Российская печать не могла дать настоящую оценку реформы. В статьях, появившихся в «Современнике», иносказательно, эзоповым языком разоблачалась ее сущность. Это были публикации: «Предисловие к нынешним австрийским делам», «Политика», «Национальная бестактность» и «Народная бестолковость» Н. Чернышевского; «Внутреннее обозрение» Н. Добролюбова; «Погоня за лучшим» И. Пиотровского и др. К осени 1861 г. изменился тон и либеральной печати. Появились критические высказывания о «Положениях 19 февраля» и публикации о трудностях, которые имели место при их реализации. Однако, несмотря на то что обсуждение проводилось с большой осторожностью, намеками, Главное управление цензуры, чутко улавливавшее эту «изворотливую систему изложения», требовало наказания «неосмотрительных» цензоров и закрытия журналов с «вредным» направлением. В такой обстановке возможности демократической прессы становились все ограниченнее − многие произведения демократов и той части либералов, которая была не удовлетворена правительственным проектом, либо издавались за границей, либо распространялись по России в рукописных списках. Про положение легальной прессы И.С. Аксаков писал в передовой статье «Дня»: «Нужен особый ключ для уразумения этой литературы намеков и недомеков, обиняков и недоумений, двусмысленных терминов и иносказаний, междустрочного смысла, точек, курсивов, расставленных букв и всех тех условных знаков и выражений, прибегать к которым литература, к несчастью, вынуждена, которые понятны только современному читателю и образуют особый язык, особый вид разговора между автором и публикою»4. Статья не была допущена к печати по распоряжению Александра II.

В этих условиях особое значение приобретала деятельность Вольной русской типографии.
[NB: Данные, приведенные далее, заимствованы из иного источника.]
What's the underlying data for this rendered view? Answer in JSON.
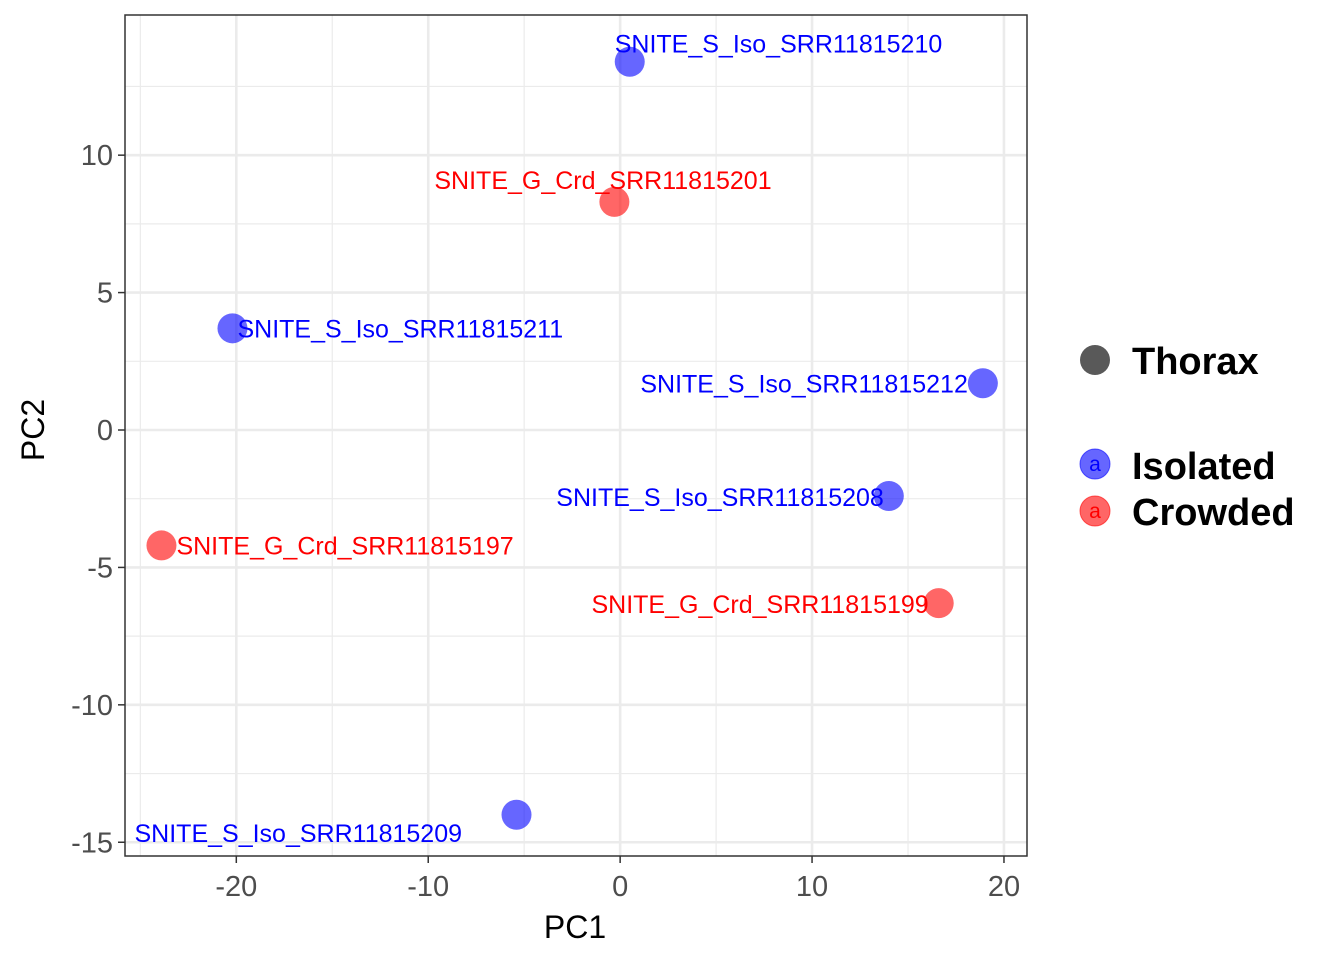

В Лондоне начали печатать прокламации, распространявшиеся в России с лета 1861 г.: «К молодому поколению», «Что нужно народу?», «Хор судеб», «Что надо делать войску». Одновременно в России было напечатано и распространено три выпуска «Великорусса». Политические требования прокламаций отражали разные оттенки революционной мысли и далеко не во всем совпадали между собой. Но все они были объединены ненавистью к крепостничеству и необходимостью борьбы с самодержавием, все они были обращены к народу. Прокламации стали важным средством борьбы за печать в пореформенный период.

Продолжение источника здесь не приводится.